How Much Caster Split Normal caster splits for most short track asphalt applications are around 2 to 4 degrees of difference. The LF caster might be 1-2 degrees and the RF caster might be 3-5 degrees. Less steering effort is needed on higher banked tracks, so less caster is needed. Also, the tighter the turn radius, the more caster split is needed. Driver preference plays a big role in getting the caster split right for your application.

Camber Defined Camber is when a wheel is tilted, from a front view, so that the top of the tire is either closer to the centerline of the car or farther from it. Negative camber is when the top of the tire is closer to the center of the car than the bottom of the tire. Positive camber is when the opposite is true, i.e., the top of the tire is farther away from the center of the car than the bottom of the tire.

Circle Track Camber In circle track racing, we use positive camber on the LF wheel of the car and negative camber on the RF wheel. We can easily check the amount of camber by using a caster/camber gauge and reading the amount directly on the camber bubble vial.

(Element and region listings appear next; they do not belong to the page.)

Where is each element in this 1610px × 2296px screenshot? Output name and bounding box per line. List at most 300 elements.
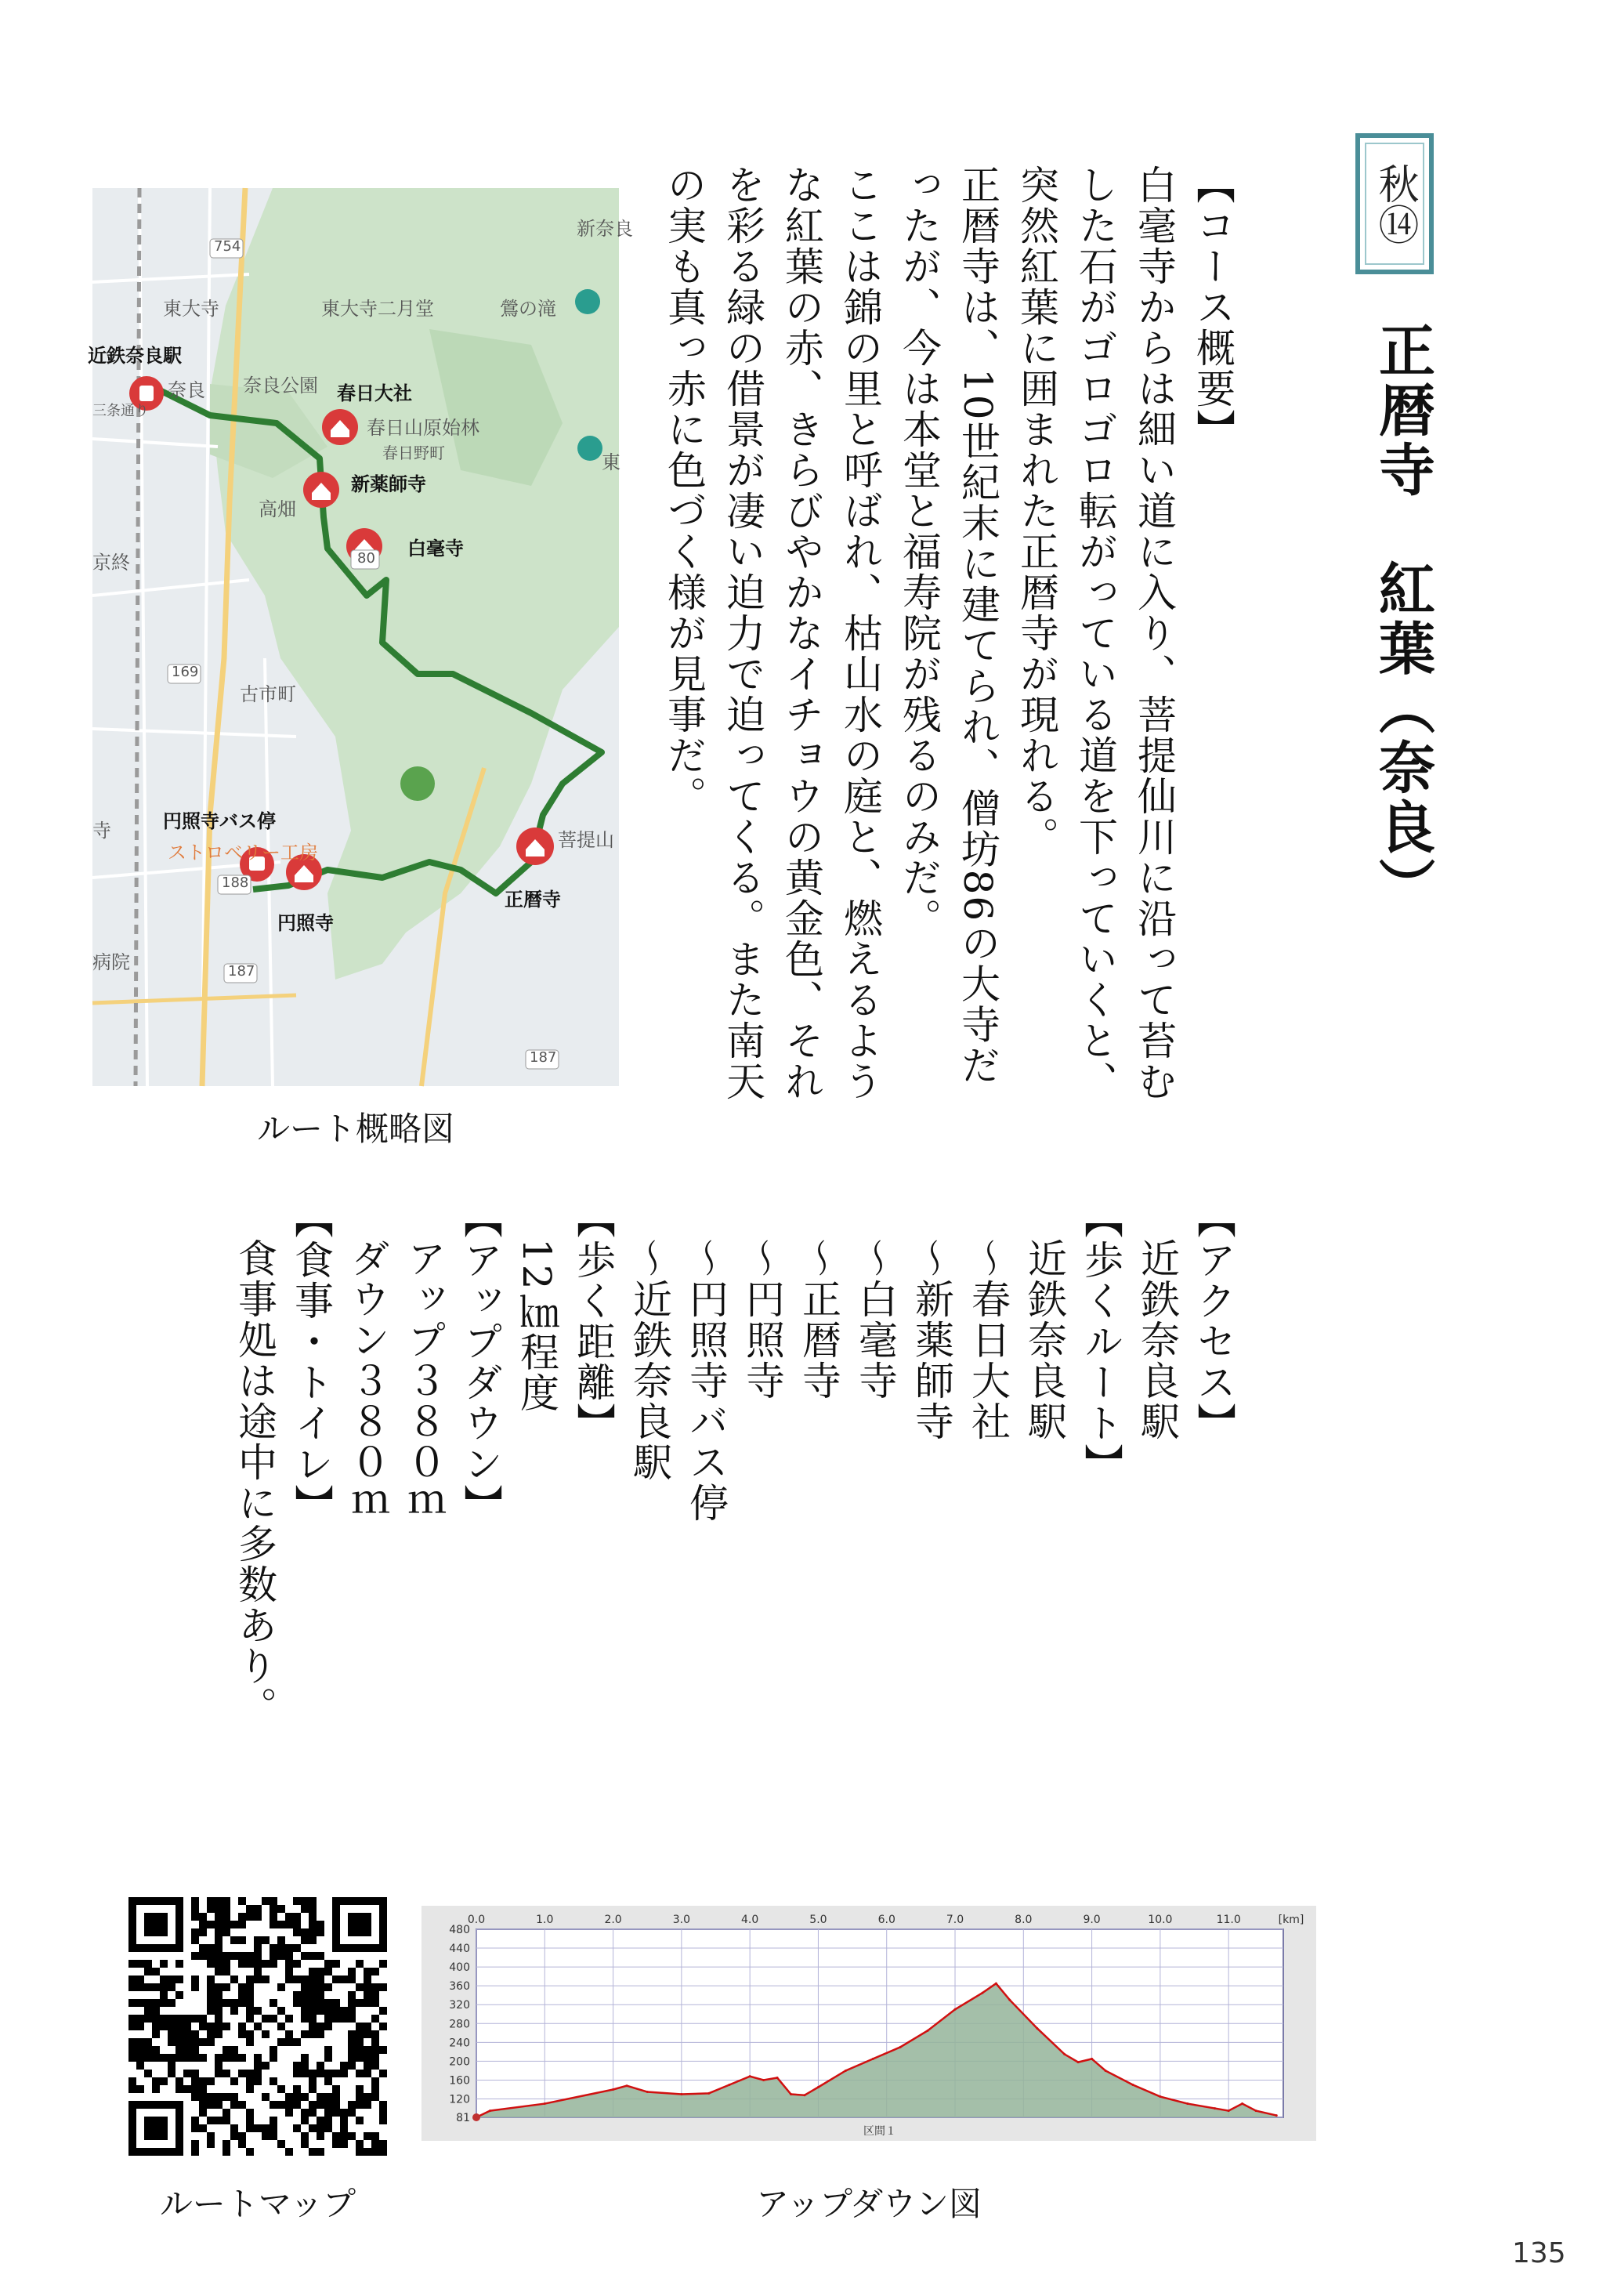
qr-module bbox=[246, 1976, 254, 1983]
label-shinyakushi: 新薬師寺 bbox=[351, 473, 426, 495]
qr-module bbox=[340, 2007, 348, 2015]
qr-module bbox=[309, 1897, 317, 1905]
qr-module bbox=[152, 2015, 160, 2023]
qr-module bbox=[309, 1913, 317, 1921]
qr-module bbox=[152, 2077, 160, 2085]
qr-module bbox=[238, 1991, 246, 1999]
page-title: 正暦寺 紅葉（奈良） bbox=[1369, 321, 1435, 917]
qr-module bbox=[324, 1960, 332, 1968]
map-caption: ルート概略図 bbox=[256, 1110, 454, 1148]
qr-module bbox=[309, 2085, 317, 2093]
elevation-point bbox=[1228, 2109, 1230, 2112]
elevation-point bbox=[927, 2030, 929, 2032]
qr-module bbox=[317, 1921, 324, 1928]
qr-module bbox=[270, 2132, 277, 2140]
qr-module bbox=[191, 2015, 199, 2023]
qr-module bbox=[364, 1991, 371, 1999]
qr-module bbox=[230, 2054, 238, 2062]
qr-module bbox=[191, 2054, 199, 2062]
qr-module bbox=[324, 2101, 332, 2109]
qr-module bbox=[293, 1897, 301, 1905]
qr-module bbox=[301, 2030, 309, 2038]
elevation-point bbox=[626, 2084, 628, 2087]
y-tick-label: 320 bbox=[449, 1999, 470, 2012]
qr-module bbox=[215, 2101, 223, 2109]
qr-module bbox=[277, 2140, 285, 2148]
qr-module bbox=[199, 2015, 207, 2023]
qr-module bbox=[364, 2062, 371, 2070]
qr-module bbox=[317, 1999, 324, 2007]
elevation-point bbox=[845, 2070, 847, 2072]
x-tick-label: 9.0 bbox=[1083, 1914, 1101, 1926]
qr-module bbox=[183, 2054, 191, 2062]
qr-module bbox=[285, 1968, 293, 1976]
distance-value: 12㎞程度 bbox=[514, 1238, 559, 1414]
qr-module bbox=[285, 1921, 293, 1928]
qr-module bbox=[207, 1952, 215, 1960]
qr-module bbox=[379, 2140, 387, 2148]
qr-module bbox=[277, 2038, 285, 2046]
qr-module bbox=[199, 2109, 207, 2117]
route-item: ～正暦寺 bbox=[796, 1238, 841, 1401]
qr-module bbox=[223, 1905, 230, 1913]
qr-module bbox=[262, 2015, 270, 2023]
qr-module bbox=[301, 2062, 309, 2070]
overview-heading: 【コース概要】 bbox=[1190, 165, 1236, 450]
qr-module bbox=[199, 1944, 207, 1952]
qr-module bbox=[270, 1897, 277, 1905]
qr-module bbox=[317, 2117, 324, 2124]
qr-module bbox=[270, 1960, 277, 1968]
qr-module bbox=[277, 1983, 285, 1991]
qr-module bbox=[207, 2132, 215, 2140]
qr-module bbox=[168, 1976, 175, 1983]
elevation-point bbox=[1275, 2114, 1278, 2117]
y-tick-label: 240 bbox=[449, 2037, 470, 2050]
qr-module bbox=[348, 2054, 356, 2062]
qr-module bbox=[254, 1968, 262, 1976]
qr-module bbox=[246, 2015, 254, 2023]
qr-module bbox=[160, 1983, 168, 1991]
qr-module bbox=[238, 2132, 246, 2140]
qr-module bbox=[238, 1936, 246, 1944]
section-label: 区間１ bbox=[863, 2125, 896, 2138]
elevation-point bbox=[646, 2091, 649, 2093]
qr-module bbox=[191, 1983, 199, 1991]
elevation-point bbox=[544, 2102, 546, 2105]
elevation-point bbox=[1255, 2109, 1257, 2112]
qr-module bbox=[309, 1968, 317, 1976]
qr-module bbox=[223, 2109, 230, 2117]
qr-module bbox=[215, 1983, 223, 1991]
qr-module bbox=[136, 2038, 144, 2046]
qr-module bbox=[262, 1936, 270, 1944]
qr-module bbox=[183, 2023, 191, 2030]
qr-module bbox=[301, 2007, 309, 2015]
qr-module bbox=[136, 1983, 144, 1991]
qr-module bbox=[152, 2046, 160, 2054]
map-label-nigatsudo: 東大寺二月堂 bbox=[321, 298, 434, 320]
qr-module bbox=[160, 2015, 168, 2023]
x-tick-label: 3.0 bbox=[672, 1914, 690, 1926]
qr-module bbox=[293, 2038, 301, 2046]
qr-module bbox=[144, 2015, 152, 2023]
qr-module bbox=[223, 1968, 230, 1976]
qr-module bbox=[191, 1928, 199, 1936]
qr-module bbox=[301, 1983, 309, 1991]
qr-module bbox=[301, 1976, 309, 1983]
qr-module bbox=[199, 1913, 207, 1921]
start-marker bbox=[472, 2113, 480, 2121]
meal-heading: 【食事・トイレ】 bbox=[288, 1199, 334, 1525]
qr-module bbox=[317, 2062, 324, 2070]
qr-module bbox=[215, 1921, 223, 1928]
qr-module bbox=[223, 2046, 230, 2054]
elevation-point bbox=[680, 2093, 682, 2095]
qr-module bbox=[285, 2148, 293, 2156]
route-item: ～近鉄奈良駅 bbox=[627, 1238, 672, 1483]
qr-module bbox=[144, 1960, 152, 1968]
qr-module bbox=[199, 2023, 207, 2030]
qr-module bbox=[317, 1968, 324, 1976]
qr-module bbox=[136, 2062, 144, 2070]
qr-module bbox=[364, 2054, 371, 2062]
qr-module bbox=[371, 1968, 379, 1976]
qr-module bbox=[199, 2093, 207, 2101]
qr-module bbox=[191, 2124, 199, 2132]
elevation-point bbox=[1091, 2058, 1093, 2060]
qr-module bbox=[309, 1936, 317, 1944]
label-byakugo: 白毫寺 bbox=[407, 538, 464, 560]
qr-module bbox=[356, 1960, 364, 1968]
qr-module bbox=[317, 2023, 324, 2030]
qr-module bbox=[230, 2077, 238, 2085]
qr-module bbox=[301, 1999, 309, 2007]
qr-module bbox=[348, 1991, 356, 1999]
qr-module bbox=[207, 1905, 215, 1913]
qr-module bbox=[168, 1999, 175, 2007]
qr-module bbox=[128, 2015, 136, 2023]
updown-down: ダウン３８０ｍ bbox=[345, 1238, 390, 1523]
qr-module bbox=[371, 2054, 379, 2062]
qr-module bbox=[285, 1960, 293, 1968]
qr-module bbox=[168, 2062, 175, 2070]
qr-module bbox=[215, 1991, 223, 1999]
qr-module bbox=[332, 2101, 340, 2109]
qr-module bbox=[215, 1936, 223, 1944]
route-item: ～新薬師寺 bbox=[909, 1238, 954, 1442]
qr-module bbox=[309, 2101, 317, 2109]
qr-module bbox=[246, 2148, 254, 2156]
qr-module bbox=[285, 1952, 293, 1960]
qr-module bbox=[207, 2101, 215, 2109]
qr-module bbox=[215, 1999, 223, 2007]
qr-module bbox=[364, 1976, 371, 1983]
qr-module bbox=[230, 2132, 238, 2140]
qr-module bbox=[207, 1983, 215, 1991]
map-label-kasugano: 春日野町 bbox=[382, 444, 445, 462]
course-overview bbox=[654, 165, 1242, 1121]
updown-up: アップ３８０ｍ bbox=[401, 1238, 447, 1523]
qr-module bbox=[262, 1897, 270, 1905]
x-unit-label: [km] bbox=[1278, 1914, 1304, 1926]
qr-module bbox=[199, 2054, 207, 2062]
qr-module bbox=[128, 1960, 136, 1968]
qr-module bbox=[277, 1952, 285, 1960]
qr-module bbox=[309, 1983, 317, 1991]
qr-module bbox=[317, 2007, 324, 2015]
qr-module bbox=[277, 1936, 285, 1944]
qr-module bbox=[136, 2054, 144, 2062]
qr-module bbox=[356, 2030, 364, 2038]
qr-module bbox=[199, 1921, 207, 1928]
qr-module bbox=[246, 2007, 254, 2015]
qr-module bbox=[324, 2023, 332, 2030]
qr-module bbox=[317, 1928, 324, 1936]
qr-module bbox=[223, 1983, 230, 1991]
qr-module bbox=[301, 2070, 309, 2077]
qr-module bbox=[191, 1936, 199, 1944]
qr-module bbox=[152, 2023, 160, 2030]
qr-module bbox=[348, 2046, 356, 2054]
qr-module bbox=[215, 2030, 223, 2038]
qr-module bbox=[238, 2023, 246, 2030]
map-label-furuichi: 古市町 bbox=[240, 683, 296, 705]
qr-module bbox=[230, 2124, 238, 2132]
road-number: 187 bbox=[530, 1049, 557, 1066]
qr-module bbox=[340, 2132, 348, 2140]
qr-module bbox=[270, 1952, 277, 1960]
qr-module bbox=[332, 2093, 340, 2101]
y-tick-label: 440 bbox=[449, 1943, 470, 1956]
qr-module bbox=[277, 1944, 285, 1952]
qr-module bbox=[340, 2015, 348, 2023]
qr-module bbox=[285, 1944, 293, 1952]
qr-module bbox=[230, 1952, 238, 1960]
qr-module bbox=[183, 2085, 191, 2093]
qr-module bbox=[246, 1999, 254, 2007]
x-tick-label: 4.0 bbox=[741, 1914, 759, 1926]
qr-module bbox=[230, 1976, 238, 1983]
qr-module bbox=[168, 2015, 175, 2023]
qr-module bbox=[215, 2093, 223, 2101]
qr-module bbox=[301, 2109, 309, 2117]
x-tick-label: 1.0 bbox=[536, 1914, 554, 1926]
qr-module bbox=[152, 2030, 160, 2038]
qr-module bbox=[128, 1976, 136, 1983]
qr-module bbox=[207, 2140, 215, 2148]
qr-module bbox=[309, 2148, 317, 2156]
qr-module bbox=[254, 1976, 262, 1983]
qr-module bbox=[301, 2054, 309, 2062]
qr-module bbox=[215, 2015, 223, 2023]
qr-module bbox=[262, 2093, 270, 2101]
qr-module bbox=[277, 2101, 285, 2109]
course-info bbox=[226, 1199, 1242, 1794]
qr-module bbox=[183, 2030, 191, 2038]
qr-module bbox=[207, 1921, 215, 1928]
qr-module bbox=[356, 2140, 364, 2148]
qr-module bbox=[223, 2148, 230, 2156]
qr-module bbox=[309, 2015, 317, 2023]
qr-module bbox=[379, 2070, 387, 2077]
qr-module bbox=[309, 2077, 317, 2085]
qr-module bbox=[199, 1928, 207, 1936]
qr-module bbox=[215, 1905, 223, 1913]
qr-module bbox=[191, 2077, 199, 2085]
qr-module bbox=[309, 1952, 317, 1960]
qr-module bbox=[293, 2093, 301, 2101]
qr-module bbox=[254, 2007, 262, 2015]
qr-module bbox=[223, 1999, 230, 2007]
qr-module bbox=[254, 2077, 262, 2085]
qr-module bbox=[332, 1999, 340, 2007]
shinyakushi-pin bbox=[303, 472, 339, 508]
qr-module bbox=[215, 2007, 223, 2015]
qr-module bbox=[379, 2046, 387, 2054]
qr-module bbox=[215, 1952, 223, 1960]
qr-module bbox=[270, 2046, 277, 2054]
qr-module bbox=[324, 2015, 332, 2023]
qr-module bbox=[317, 2132, 324, 2140]
qr-module bbox=[348, 2038, 356, 2046]
qr-module bbox=[293, 2062, 301, 2070]
qr-module bbox=[270, 2077, 277, 2085]
qr-module bbox=[215, 1944, 223, 1952]
map-label-bodai: 菩提山 bbox=[558, 829, 614, 851]
elevation-point bbox=[728, 2084, 730, 2086]
qr-module bbox=[215, 2054, 223, 2062]
qr-module bbox=[348, 2062, 356, 2070]
qr-module bbox=[152, 2085, 160, 2093]
elevation-point bbox=[899, 2046, 902, 2048]
qr-module bbox=[144, 2007, 152, 2015]
qr-module bbox=[356, 2054, 364, 2062]
route-item: ～春日大社 bbox=[965, 1238, 1011, 1442]
qr-module bbox=[168, 1983, 175, 1991]
qr-module bbox=[270, 1905, 277, 1913]
qr-module bbox=[371, 1983, 379, 1991]
qr-module bbox=[356, 2046, 364, 2054]
qr-module bbox=[356, 2117, 364, 2124]
qr-module bbox=[332, 2015, 340, 2023]
qr-module bbox=[348, 1999, 356, 2007]
qr-module bbox=[371, 2148, 379, 2156]
qr-module bbox=[199, 1952, 207, 1960]
qr-module bbox=[309, 2124, 317, 2132]
qr-module bbox=[160, 2054, 168, 2062]
qr-module bbox=[293, 1960, 301, 1968]
qr-module bbox=[285, 2109, 293, 2117]
elevation-point bbox=[981, 1992, 983, 1994]
qr-module bbox=[324, 2046, 332, 2054]
qr-module bbox=[270, 2054, 277, 2062]
qr-module bbox=[128, 2023, 136, 2030]
qr-module bbox=[324, 1968, 332, 1976]
qr-module bbox=[277, 1905, 285, 1913]
qr-module bbox=[191, 1952, 199, 1960]
qr-module bbox=[371, 2140, 379, 2148]
qr-module bbox=[301, 2117, 309, 2124]
qr-module bbox=[136, 2085, 144, 2093]
elevation-point bbox=[872, 2058, 874, 2060]
qr-module bbox=[128, 2054, 136, 2062]
qr-module bbox=[270, 2101, 277, 2109]
elevation-point bbox=[1036, 2027, 1038, 2030]
qr-module bbox=[317, 1983, 324, 1991]
qr-module bbox=[223, 2054, 230, 2062]
map-label-newnara: 新奈良 bbox=[577, 218, 633, 240]
qr-module bbox=[379, 2117, 387, 2124]
qr-module bbox=[348, 2101, 356, 2109]
qr-module bbox=[144, 2046, 152, 2054]
qr-module bbox=[128, 2038, 136, 2046]
qr-module bbox=[175, 1991, 183, 1999]
qr-module bbox=[230, 2007, 238, 2015]
road-number: 188 bbox=[222, 875, 249, 891]
qr-module bbox=[371, 2132, 379, 2140]
qr-module bbox=[191, 1913, 199, 1921]
qr-module bbox=[270, 2124, 277, 2132]
elevation-point bbox=[954, 2008, 957, 2011]
elevation-point bbox=[1077, 2061, 1080, 2063]
qr-module bbox=[160, 2023, 168, 2030]
qr-module bbox=[175, 1960, 183, 1968]
qr-graphic bbox=[116, 1885, 400, 2168]
elevation-point bbox=[1241, 2102, 1243, 2105]
qr-module bbox=[301, 2132, 309, 2140]
qr-module bbox=[293, 2124, 301, 2132]
qr-module bbox=[207, 1960, 215, 1968]
qr-module bbox=[136, 1999, 144, 2007]
qr-module bbox=[332, 1976, 340, 1983]
qr-module bbox=[175, 2046, 183, 2054]
updown-heading: 【アップダウン】 bbox=[458, 1199, 503, 1525]
qr-module bbox=[332, 2132, 340, 2140]
qr-module bbox=[215, 1897, 223, 1905]
qr-module bbox=[285, 2101, 293, 2109]
qr-module bbox=[309, 1999, 317, 2007]
distance-heading: 【歩く距離】 bbox=[570, 1199, 616, 1443]
qr-module bbox=[144, 2038, 152, 2046]
qr-module bbox=[246, 2109, 254, 2117]
qr-module bbox=[254, 1960, 262, 1968]
elevation-chart bbox=[421, 1906, 1316, 2141]
qr-module bbox=[207, 2023, 215, 2030]
qr-module bbox=[183, 2038, 191, 2046]
qr-module bbox=[277, 2085, 285, 2093]
elevation-caption: アップダウン図 bbox=[755, 2185, 982, 2223]
qr-module bbox=[144, 1983, 152, 1991]
elevation-point bbox=[790, 2093, 792, 2095]
qr-module bbox=[340, 2117, 348, 2124]
qr-module bbox=[364, 2070, 371, 2077]
qr-module bbox=[364, 2030, 371, 2038]
qr-module bbox=[364, 2023, 371, 2030]
qr-module bbox=[379, 2101, 387, 2109]
map-graphic bbox=[92, 188, 619, 1086]
qr-module bbox=[199, 2077, 207, 2085]
y-tick-label: 81 bbox=[456, 2112, 470, 2124]
qr-module bbox=[246, 2070, 254, 2077]
y-tick-label: 400 bbox=[449, 1961, 470, 1975]
route-map-qr-code[interactable] bbox=[116, 1885, 400, 2168]
elevation-point bbox=[803, 2094, 805, 2096]
qr-module bbox=[246, 1960, 254, 1968]
qr-module bbox=[371, 2062, 379, 2070]
qr-module bbox=[246, 1905, 254, 1913]
route-item: ～円照寺 bbox=[740, 1238, 785, 1401]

We have learned some interesting and important aspects of tire camber for short track racing. We have always known a racing tire will flex under the stress of cornering and the tread will move and roll under the wheel when the extreme forces associated with cornering are present as we turn left. Different brands of tires have different stiffness of sidewall construction. Tire temperatures tell us more about how much static camber we need than anything else. The overall goal is that we need the tire contact patch to be relatively flat on the racing surface at mid-turn in order for the tire to be able to provide the maximum amount of traction it is capable of giving. This is often referred to as the maximum "footprint."

Tire temperatures can alert us to improperly set static cambers. A front tire that is hotter on the inside edge (side toward the inside of the racetrack) usually has too much positive camber (in the case of a LF wheel) or too much negative camber if it is the RF wheel.

Camber Change The cambers will change as the car dives and rolls as it enters and negotiates a turn. True camber change is a product of both chassis dive and chassis roll. Gone are the days when we would jack up the wheel and measure how many degrees the camber changed in each inch of bump. Those numbers are only part of the front end dynamics answer and don't really tell us enough. Chassis roll has an effect that adds or subtracts from what dive does. We really need to know where the dynamic camber ends up after the car dives and rolls, just like it does in the turns.

The LF always loses a lot of its static camber, so we need to allow for that in setting the amount of static camber. Generally, if we end up with between 1/2 to 1 degree of positive camber at the LF wheel after the car dives and rolls, then that tire will have the dynamic (after the forces are applied) camber that it needs for the weight that remains after the weight has transferred in the turns.

Right-Front Camber Change The RF camber change is a little different. We can design our car so the RF camber does not change after dive and roll. This is exactly what that tire wants for most short track applications. As we enter the turn, the RF tire takes a set fairly quickly. If the camber continues to change after that initial set, the tire will give up traction and the car will usually push. The right upper control-arm angle mostly controls the RF camber change, so we try to work with that control arm angle. Once we have the proper camber change (zero), we leave that angle alone as we further design our front end for roll center location.

Spindle Height Spindle height affects the amount of camber change at each wheel. The taller the spindle, the less camber change that will occur. Trends that have taken place in the past 10 years or so have resulted in excess camber change due to the use of shorter spindles. That trend seems to be reversing as car builders move toward using taller spindles.

Measuring Camber Change We can measure camber change by several different methods. In the shop, we can set the chassis ride heights just as they would be at mid-turn on the racetrack and then directly measure the camber at each wheel. To do this, we will need to know the shock travel at mid-turn, which is very hard to estimate. If we look at the shock travel indicators on the shaft of the shock, it always tells us total shock travel, which includes braking, going over bumps, banking changes such as exiting the race track and driving down onto the apron (this could be quite a lot of LF shock travel at some high-banked racetracks), or something as simple as steering the car back and forth to warm the tires before running hot laps.

The easiest and most accurate way to look at true camber change is to use a computer geometry software program. There are several good ones on the market today. You enter the height and width measurements (and fore and aft when using a three-dimensional geometry program) for each ball joint and the chassis pickup points as well as the static camber amounts. These programs let you enter estimated dive and roll numbers. When you calculate these numbers, the dynamic camber at each wheel is shown. That way, you will know exactly what is happening with your wheel cambers.

Remember that caster settings are mostly adjusted for driver preference and comfort, and camber settings are important so the front end will have the maximum amount of tire footprint and traction to use to turn the car at mid-turn. Many driver-related problems come from camber change problems. Often, a car with a serious push can be helped by analyzing and adjusting the static camber, as well as knowing the camber change. Overlook these two important aspects of front-end geometry and your performance may suffer.